Siamo stati condizionati ad equiparare la perdita di peso alla salute e spesso questo viene etichettato come un fallimento. I nostri risultati ripristineranno il modo in cui definiamo il successo clinico. Le persone che non perdono peso possono migliorare il proprio metabolismo e ridurre il rischio di malattie a lungo termine. Questo è un messaggio di speranza, non di fallimento. “
Anat Yaskolka Meir, autore senior, collega post-dottorato, dipartimento di epidemiologia della Harvard Chan School
Lo studio sarà pubblicato il 5 giugno nelGiornale europeo di cardiologia preventiva.
I ricercatori hanno analizzato i cambiamenti di peso e salute in 761 persone con obesità addominale in Israele che hanno partecipato a tre studi nutrizionali clinici di mitigazione sul posto di lavoro (Diretto, Centrale e Diretto) con elevati tassi di aderenza e profili metabolici completi. In ogni studio, i partecipanti sono stati assegnati in modo casuale ad adottare e aderire a diete sane e ad aderire a diete a basso contenuto di grassi, a basso contenuto di carboidrati, mediterranea e verde-mediterranea tra i 18 e i 24 mesi.

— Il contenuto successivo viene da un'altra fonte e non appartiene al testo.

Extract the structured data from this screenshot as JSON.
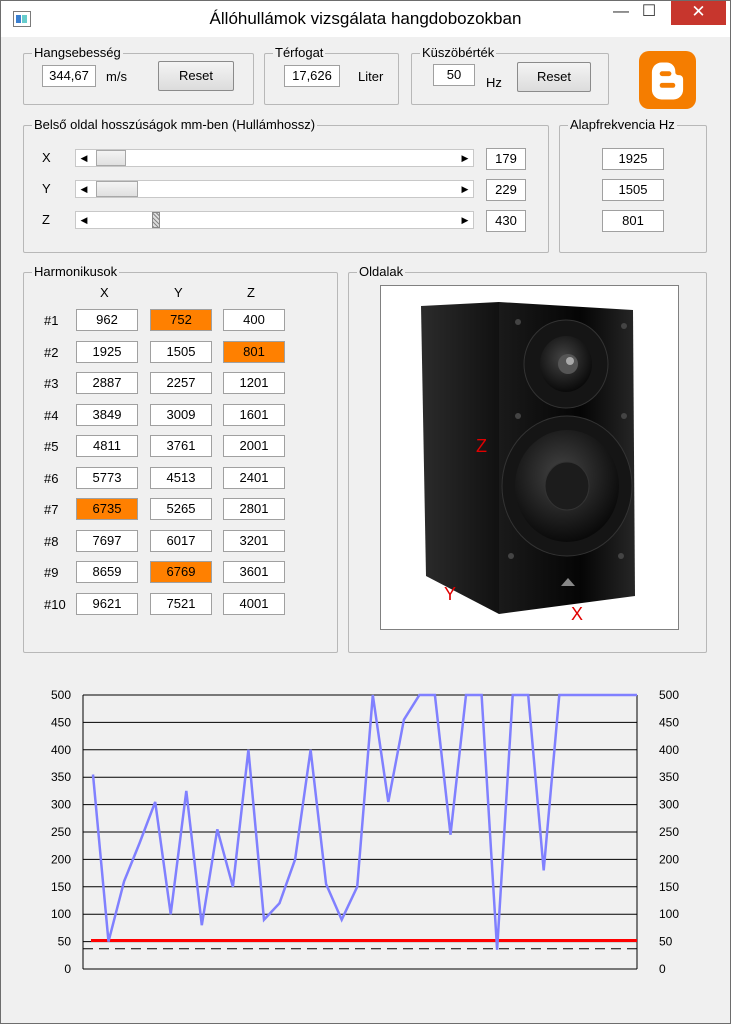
{
  "window": {
    "title": "Állóhullámok vizsgálata hangdobozokban",
    "min_glyph": "—",
    "max_glyph": "☐",
    "close_glyph": "✕"
  },
  "sound_speed": {
    "legend": "Hangsebesség",
    "value": "344,67",
    "unit": "m/s",
    "reset": "Reset"
  },
  "volume": {
    "legend": "Térfogat",
    "value": "17,626",
    "unit": "Liter"
  },
  "threshold": {
    "legend": "Küszöbérték",
    "value": "50",
    "unit": "Hz",
    "reset": "Reset"
  },
  "dimensions": {
    "legend": "Belső oldal hosszúságok mm-ben (Hullámhossz)",
    "rows": [
      {
        "label": "X",
        "value": "179"
      },
      {
        "label": "Y",
        "value": "229"
      },
      {
        "label": "Z",
        "value": "430"
      }
    ]
  },
  "fundamental": {
    "legend": "Alapfrekvencia Hz",
    "values": [
      "1925",
      "1505",
      "801"
    ]
  },
  "harmonics": {
    "legend": "Harmonikusok",
    "headers": [
      "X",
      "Y",
      "Z"
    ],
    "rows": [
      {
        "label": "#1",
        "cells": [
          "962",
          "752",
          "400"
        ]
      },
      {
        "label": "#2",
        "cells": [
          "1925",
          "1505",
          "801"
        ]
      },
      {
        "label": "#3",
        "cells": [
          "2887",
          "2257",
          "1201"
        ]
      },
      {
        "label": "#4",
        "cells": [
          "3849",
          "3009",
          "1601"
        ]
      },
      {
        "label": "#5",
        "cells": [
          "4811",
          "3761",
          "2001"
        ]
      },
      {
        "label": "#6",
        "cells": [
          "5773",
          "4513",
          "2401"
        ]
      },
      {
        "label": "#7",
        "cells": [
          "6735",
          "5265",
          "2801"
        ]
      },
      {
        "label": "#8",
        "cells": [
          "7697",
          "6017",
          "3201"
        ]
      },
      {
        "label": "#9",
        "cells": [
          "8659",
          "6769",
          "3601"
        ]
      },
      {
        "label": "#10",
        "cells": [
          "9621",
          "7521",
          "4001"
        ]
      }
    ],
    "highlight_color": "#ff8000"
  },
  "sides": {
    "legend": "Oldalak",
    "labels": {
      "z": "Z",
      "y": "Y",
      "x": "X"
    }
  },
  "colors": {
    "series": "#8080ff",
    "threshold": "#ff0000",
    "blogger": "#f57d00"
  },
  "icons": {
    "blogger": "blogger-logo-icon",
    "app": "app-window-icon"
  },
  "chart_data": {
    "type": "line",
    "ylim": [
      0,
      500
    ],
    "yticks": [
      "0",
      "50",
      "100",
      "150",
      "200",
      "250",
      "300",
      "350",
      "400",
      "450",
      "500"
    ],
    "grid": true,
    "series": [
      {
        "values": [
          355,
          50,
          160,
          230,
          305,
          100,
          325,
          80,
          255,
          150,
          400,
          90,
          120,
          200,
          400,
          155,
          90,
          150,
          500,
          305,
          455,
          500,
          500,
          245,
          500,
          500,
          35,
          500,
          500,
          180,
          500,
          500,
          500,
          500,
          500,
          500
        ]
      }
    ],
    "threshold_line": 52,
    "dashed_line": 37
  }
}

Lo studio ha rilevato che in tutti gli studi clinici e in tutte le diete, il 36% dei partecipanti ha ottenuto una perdita di peso clinicamente significativa (definita come perdita di oltre il 5% del peso corporeo iniziale); Il 36% ha ottenuto una perdita di peso moderata (fino al 5% del peso corporeo iniziale); e il 28% era resistente alla perdita di peso, non alla perdita di peso o all'aumento di peso. La perdita di peso è stata associata a una serie di miglioramenti per la salute: i ricercatori hanno calcolato che ogni chilogrammo perso era associato a un aumento dell'1,44% del colesterolo HDL, una diminuzione dell'1,37% dei trigliceridi, un calo del 2,46% dell'insulina, un calo del 2,79% della leptina e un calo dello 0,49% della leptina, nonché una riduzione della pressione sanguigna Grasso epatico durante l'emorragia e una riduzione del grasso epatico e della il grasso del fegato nel sanguinamento e gli enzimi epatici erano associati.

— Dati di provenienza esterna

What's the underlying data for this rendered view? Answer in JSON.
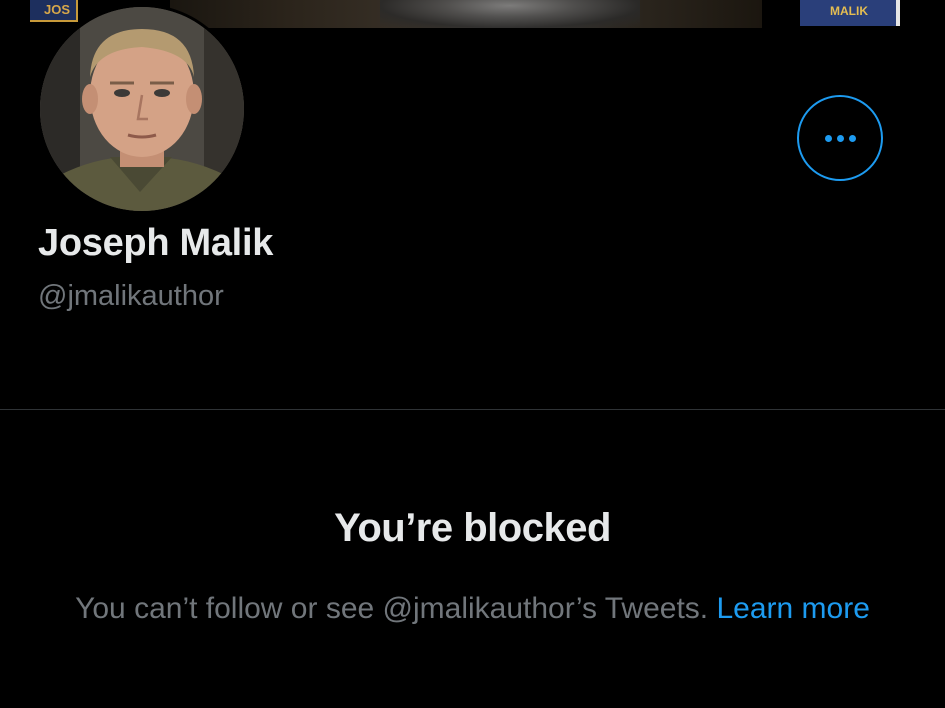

Tuttavia, lo studio ha anche scoperto che i partecipanti resistenti al cambiamento di peso erano più anziani e/o alle donne venivano attribuiti molti degli stessi miglioramenti. Avevano più colesterolo buono; livelli di leptina più bassi, che portano a meno fame; e grasso viscerale meno dannoso.
"Si tratta di profondi cambiamenti metabolici con reali conseguenze cardiometaboliche", ha affermato Yaskolka Meir. "Il nostro studio ha dimostrato che una dieta sana funziona, anche se il peso non cambia."

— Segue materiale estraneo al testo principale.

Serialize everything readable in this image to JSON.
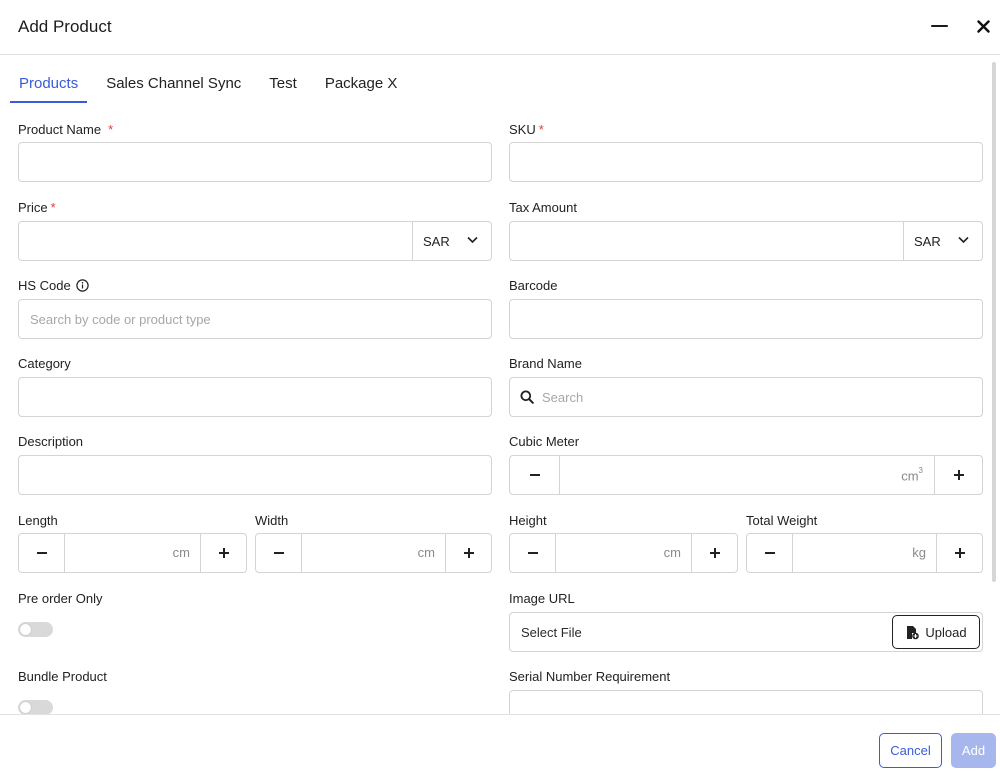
{
  "dialog": {
    "title": "Add Product"
  },
  "tabs": [
    {
      "label": "Products",
      "active": true
    },
    {
      "label": "Sales Channel Sync",
      "active": false
    },
    {
      "label": "Test",
      "active": false
    },
    {
      "label": "Package X",
      "active": false
    }
  ],
  "fields": {
    "product_name": {
      "label": "Product Name",
      "required": "*",
      "value": ""
    },
    "sku": {
      "label": "SKU",
      "required": "*",
      "value": ""
    },
    "price": {
      "label": "Price",
      "required": "*",
      "value": "",
      "currency": "SAR"
    },
    "tax_amount": {
      "label": "Tax Amount",
      "value": "",
      "currency": "SAR"
    },
    "hs_code": {
      "label": "HS Code",
      "placeholder": "Search by code or product type"
    },
    "barcode": {
      "label": "Barcode",
      "value": ""
    },
    "category": {
      "label": "Category",
      "value": ""
    },
    "brand_name": {
      "label": "Brand Name",
      "placeholder": "Search"
    },
    "description": {
      "label": "Description",
      "value": ""
    },
    "cubic_meter": {
      "label": "Cubic Meter",
      "unit": "cm",
      "unit_sup": "3"
    },
    "length": {
      "label": "Length",
      "unit": "cm"
    },
    "width": {
      "label": "Width",
      "unit": "cm"
    },
    "height": {
      "label": "Height",
      "unit": "cm"
    },
    "total_weight": {
      "label": "Total Weight",
      "unit": "kg"
    },
    "pre_order": {
      "label": "Pre order Only",
      "enabled": false
    },
    "image_url": {
      "label": "Image URL",
      "value": "Select File",
      "upload_label": "Upload"
    },
    "bundle_product": {
      "label": "Bundle Product",
      "enabled": false
    },
    "serial_number": {
      "label": "Serial Number Requirement"
    }
  },
  "footer": {
    "cancel_label": "Cancel",
    "add_label": "Add"
  },
  "colors": {
    "accent": "#3a5cd8",
    "required": "#e03a3a",
    "add_disabled": "#a7b7ee"
  },
  "icons": [
    "minimize-icon",
    "close-icon",
    "info-icon",
    "chevron-down-icon",
    "search-icon",
    "minus-icon",
    "plus-icon",
    "file-upload-icon"
  ]
}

I ricercatori hanno anche utilizzato strumenti OMICS all’avanguardia e hanno scoperto 12 siti specifici di metilazione del DNA che predicono fortemente la perdita di peso a lungo termine.
"Questa nuova scoperta mostra che alcune persone sono biologicamente predisposte a rispondere in modo diverso alla stessa dieta", ha affermato l'autrice corrispondente Iris Shai, direttrice degli esperimenti nutrizionali e professore aggiunto di nutrizione presso la Harvard Chan School. "Non si tratta solo di forza di volontà o disciplina, ma di biologia. E ora ci stiamo avvicinando a capirlo."
Lo studio presentava alcune limitazioni, vale a dire che la maggior parte dei partecipanti erano uomini. I ricercatori hanno notato che futuri studi simili dovrebbero concentrarsi sulle donne.
Gli altri coautori di Harvard Chan erano Lu Qi, Dong Wang, Liming Liang, Frank Hu e Meir Stampfer.
Lo studio è stato finanziato dalla Fondazione tedesca per la ricerca (progetto 209933838).
Fonti:
Yaskolka Meir, A.,et al.(2025). Risposta individuale agli interventi sullo stile di vita: un'analisi combinata di tre studi sulla perdita di peso a lungo termine. Giornale europeo di cardiologia preventiva. doi.org/10.1093/eurjpc/zwaf308.